Perhaps The Beatles’ oeuvre, like Shakespeare and classic literature, is something that you can only grow into as you mature. So far, the only Beatles track that doesn’t feel ‘dated’ or distant in any way is ‘Here Comes the Sun’ (1969). It happens to be one of the few tracks to have been written and produced solely by George Harrison, and which earned him songwriting recognition on par to that of Lennon and McCarthy. I’m not sure if this is because of the medium or the message (Rolling Stone describes it as “one of the Beatles' happiest songs”), but the ingenious simplicity of the track’s (mostly acoustic) construction probably allows it to ‘transcend’ the musical tastes and preferences of different generations.

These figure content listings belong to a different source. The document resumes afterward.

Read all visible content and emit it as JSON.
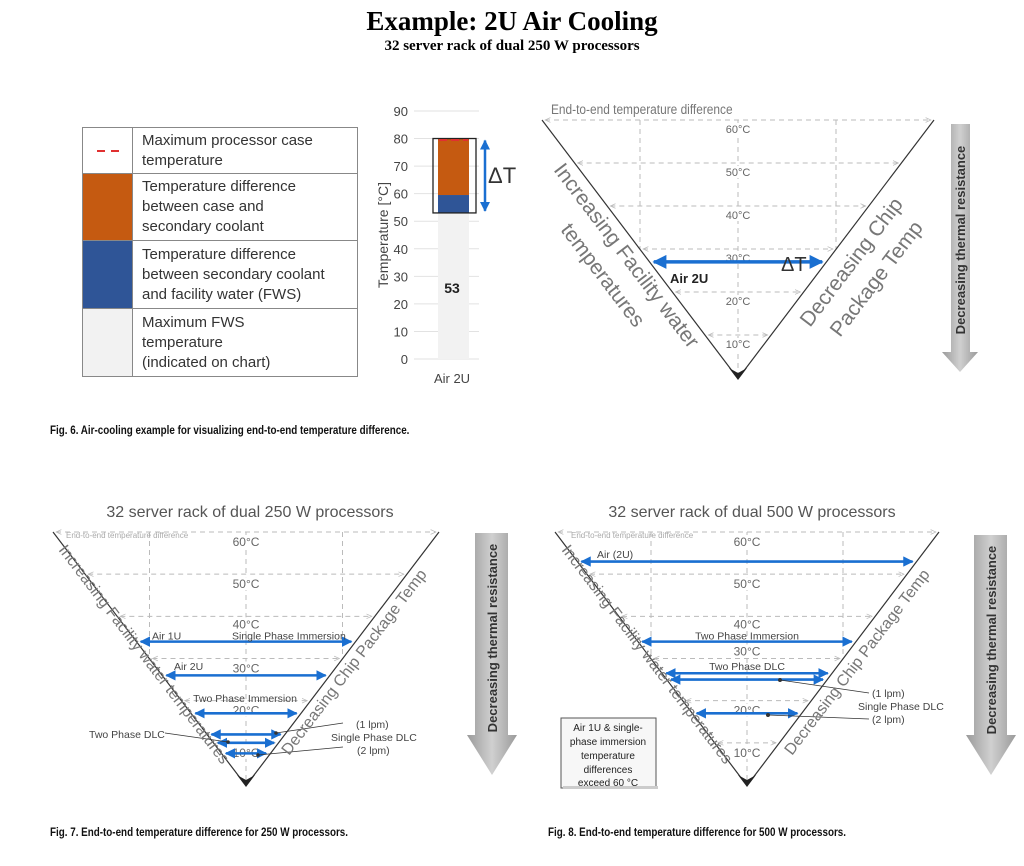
{
  "title": "Example: 2U Air Cooling",
  "subtitle": "32 server rack of dual 250 W processors",
  "legend": {
    "items": [
      {
        "label": "Maximum processor case\ntemperature",
        "swatch": "red-dashed-line",
        "color": "#e03030"
      },
      {
        "label": "Temperature difference\nbetween case and\nsecondary coolant",
        "swatch": "fill",
        "color": "#c55a11"
      },
      {
        "label": "Temperature difference\nbetween secondary coolant\nand facility water (FWS)",
        "swatch": "fill",
        "color": "#2f5597"
      },
      {
        "label": "Maximum FWS\ntemperature\n(indicated on chart)",
        "swatch": "fill",
        "color": "#f2f2f2"
      }
    ]
  },
  "chart_data": {
    "type": "bar",
    "stacked": true,
    "categories": [
      "Air 2U"
    ],
    "ylabel": "Temperature [°C]",
    "ylim": [
      0,
      90
    ],
    "yticks": [
      0,
      10,
      20,
      30,
      40,
      50,
      60,
      70,
      80,
      90
    ],
    "grid": true,
    "segments": [
      {
        "role": "Maximum FWS temperature",
        "from": 0,
        "to": 53,
        "color": "#f2f2f2"
      },
      {
        "role": "Secondary coolant to facility water",
        "from": 53,
        "to": 59.5,
        "color": "#2f5597"
      },
      {
        "role": "Case to secondary coolant",
        "from": 59.5,
        "to": 80,
        "color": "#c55a11"
      }
    ],
    "max_case_temperature": 80,
    "data_label": "53",
    "delta_label": "ΔT"
  },
  "fig6": {
    "caption": "Fig. 6. Air-cooling example for visualizing end-to-end temperature difference.",
    "header": "End-to-end temperature difference",
    "grid_labels": [
      "60°C",
      "50°C",
      "40°C",
      "30°C",
      "20°C",
      "10°C"
    ],
    "left_label": [
      "Increasing Facility water",
      "temperatures"
    ],
    "right_label": [
      "Decreasing Chip",
      "Package Temp"
    ],
    "resistance_label": "Decreasing thermal resistance",
    "delta_label": "ΔT",
    "arrows": [
      {
        "label": "Air 2U",
        "value": 27
      }
    ],
    "arrow_color": "#1a6fd1"
  },
  "fig7": {
    "title": "32 server rack of dual 250 W processors",
    "caption": "Fig. 7. End-to-end temperature difference for 250 W processors.",
    "header": "End-to-end temperature difference",
    "grid_labels": [
      "60°C",
      "50°C",
      "40°C",
      "30°C",
      "20°C",
      "10°C"
    ],
    "left_label": "Increasing Facility water temperatures",
    "right_label": "Decreasing Chip Package Temp",
    "resistance_label": "Decreasing thermal resistance",
    "arrows": [
      {
        "label": "Air 1U",
        "value": 34
      },
      {
        "label": "Single Phase Immersion",
        "value": 34
      },
      {
        "label": "Air 2U",
        "value": 26
      },
      {
        "label": "Two Phase Immersion",
        "value": 17
      },
      {
        "label": "Single Phase DLC (1 lpm)",
        "value": 12
      },
      {
        "label": "Two Phase DLC",
        "value": 10
      },
      {
        "label": "Single Phase DLC (2 lpm)",
        "value": 7.5
      }
    ],
    "annotations": {
      "air1u": "Air 1U",
      "spi": "Single Phase Immersion",
      "air2u": "Air 2U",
      "tpi": "Two Phase Immersion",
      "tpdlc": "Two Phase DLC",
      "lpm1": "(1 lpm)",
      "spdlc": "Single Phase DLC",
      "lpm2": "(2 lpm)"
    }
  },
  "fig8": {
    "title": "32 server rack of dual 500 W processors",
    "caption": "Fig. 8. End-to-end temperature difference for 500 W processors.",
    "header": "End-to-end temperature difference",
    "grid_labels": [
      "60°C",
      "50°C",
      "40°C",
      "30°C",
      "20°C",
      "10°C"
    ],
    "left_label": "Increasing Facility water temperatures",
    "right_label": "Decreasing Chip Package Temp",
    "resistance_label": "Decreasing thermal resistance",
    "arrows": [
      {
        "label": "Air (2U)",
        "value": 53
      },
      {
        "label": "Two Phase Immersion",
        "value": 34
      },
      {
        "label": "Two Phase DLC",
        "value": 26.5
      },
      {
        "label": "Single Phase DLC (1 lpm)",
        "value": 25
      },
      {
        "label": "Single Phase DLC (2 lpm)",
        "value": 17
      }
    ],
    "annotations": {
      "air2u": "Air (2U)",
      "tpi": "Two Phase Immersion",
      "tpdlc": "Two Phase DLC",
      "lpm1": "(1 lpm)",
      "spdlc": "Single Phase DLC",
      "lpm2": "(2 lpm)"
    },
    "note": [
      "Air 1U & single-",
      "phase immersion",
      "temperature",
      "differences",
      "exceed 60 °C"
    ]
  }
}
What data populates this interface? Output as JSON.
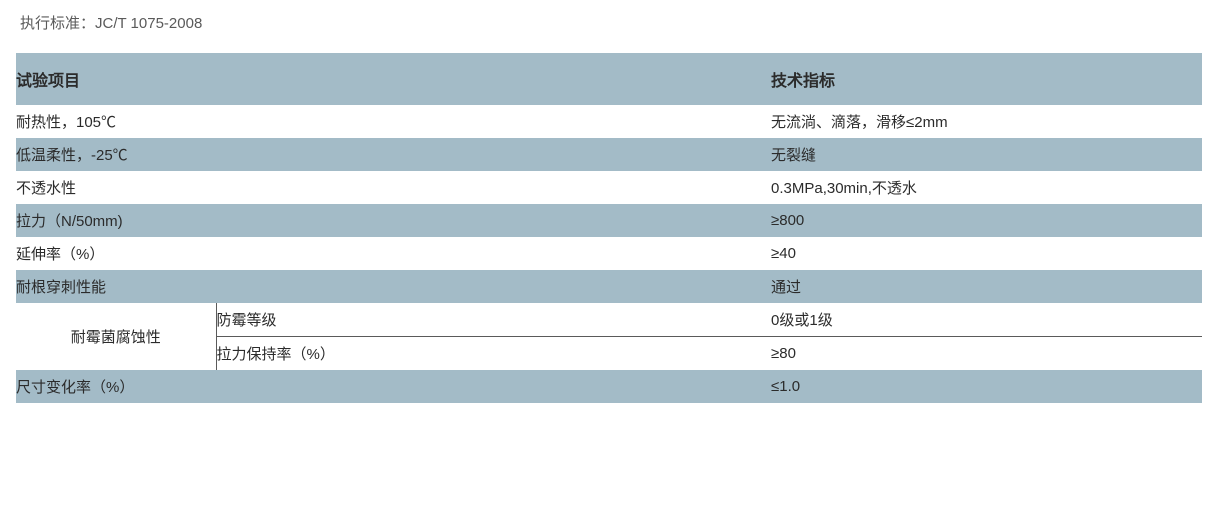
{
  "standard_line": "执行标准：JC/T 1075-2008",
  "table": {
    "header": {
      "col1": "试验项目",
      "col2": "技术指标"
    },
    "band_color": "#a3bbc7",
    "text_color": "#2b2b2b",
    "label_color": "#5a5a5a",
    "rows": [
      {
        "label": "耐热性，105℃",
        "value": "无流淌、滴落，滑移≤2mm",
        "band": false
      },
      {
        "label": "低温柔性，-25℃",
        "value": "无裂缝",
        "band": true
      },
      {
        "label": "不透水性",
        "value": "0.3MPa,30min,不透水",
        "band": false
      },
      {
        "label": "拉力（N/50mm)",
        "value": "≥800",
        "band": true
      },
      {
        "label": "延伸率（%）",
        "value": "≥40",
        "band": false
      },
      {
        "label": "耐根穿刺性能",
        "value": "通过",
        "band": true
      }
    ],
    "group": {
      "group_label": "耐霉菌腐蚀性",
      "sub": [
        {
          "label": "防霉等级",
          "value": "0级或1级"
        },
        {
          "label": "拉力保持率（%）",
          "value": "≥80"
        }
      ]
    },
    "tail": {
      "label": "尺寸变化率（%）",
      "value": "≤1.0",
      "band": true
    }
  }
}
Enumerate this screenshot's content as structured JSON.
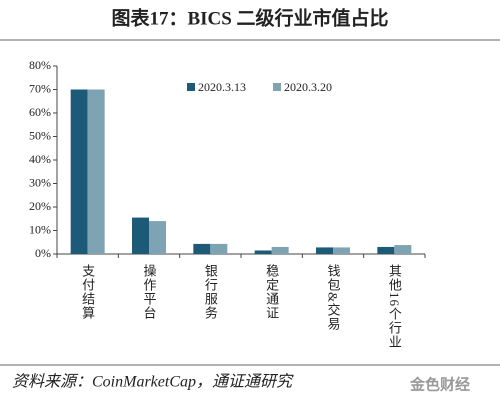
{
  "chart_data": {
    "type": "bar",
    "title": "图表17：BICS 二级行业市值占比",
    "categories": [
      "支付结算",
      "操作平台",
      "银行服务",
      "稳定通证",
      "钱包&交易",
      "其他16个行业"
    ],
    "series": [
      {
        "name": "2020.3.13",
        "color": "#1d5a78",
        "values": [
          70,
          15.5,
          4.3,
          1.5,
          2.8,
          3
        ]
      },
      {
        "name": "2020.3.20",
        "color": "#7ea3b2",
        "values": [
          70,
          14,
          4.3,
          3,
          2.8,
          3.8
        ]
      }
    ],
    "ylim": [
      0,
      80
    ],
    "yticks": [
      {
        "value": 0,
        "label": "0%"
      },
      {
        "value": 10,
        "label": "10%"
      },
      {
        "value": 20,
        "label": "20%"
      },
      {
        "value": 30,
        "label": "30%"
      },
      {
        "value": 40,
        "label": "40%"
      },
      {
        "value": 50,
        "label": "50%"
      },
      {
        "value": 60,
        "label": "60%"
      },
      {
        "value": 70,
        "label": "70%"
      },
      {
        "value": 80,
        "label": "80%"
      }
    ],
    "source": "资料来源：CoinMarketCap，通证通研究",
    "watermark": "金色财经"
  }
}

The lyrics present a turning point in the speaker’s attitude (from pessimism/fatalism to hard-won optimism) which coincides with the arrival of springtime:
“Here comes the sun
Here comes the sun,
and I say, It's all right
It's been a long, cold lonely winter
It feels like years since it's been here
Here comes the sun
Here comes the sun,
and I say, It's all right”
Harrison has revealed the inspiration of the track in his autobiography I, Me, Mine (1980), written while avoiding the tedium of the business-side of the music industry:
"Here Comes the Sun" was written at the time when Apple was getting like school, where we had to go and be businessmen: 'Sign this' and 'sign that.' Anyway, it seems as if winter in England goes on forever, by the time spring comes you really deserve it. So one day I decided I was going to sag off Apple and I went over to Eric Clapton's house. The relief of not having to go see all those dopey accountants was wonderful, and I walked around the garden with one of Eric's acoustic guitars and wrote "Here Comes the Sun"."
The core of the message is a timeless one (and also the backbone of many Academy Award Best Picture Movies): resilience in the face of adversity. When combined with Harrison’s understatedly brilliant compositional choices, the track manages to attain a kind of immortality, making the sensation of Beatlemania seem – for a few moments – contemporary.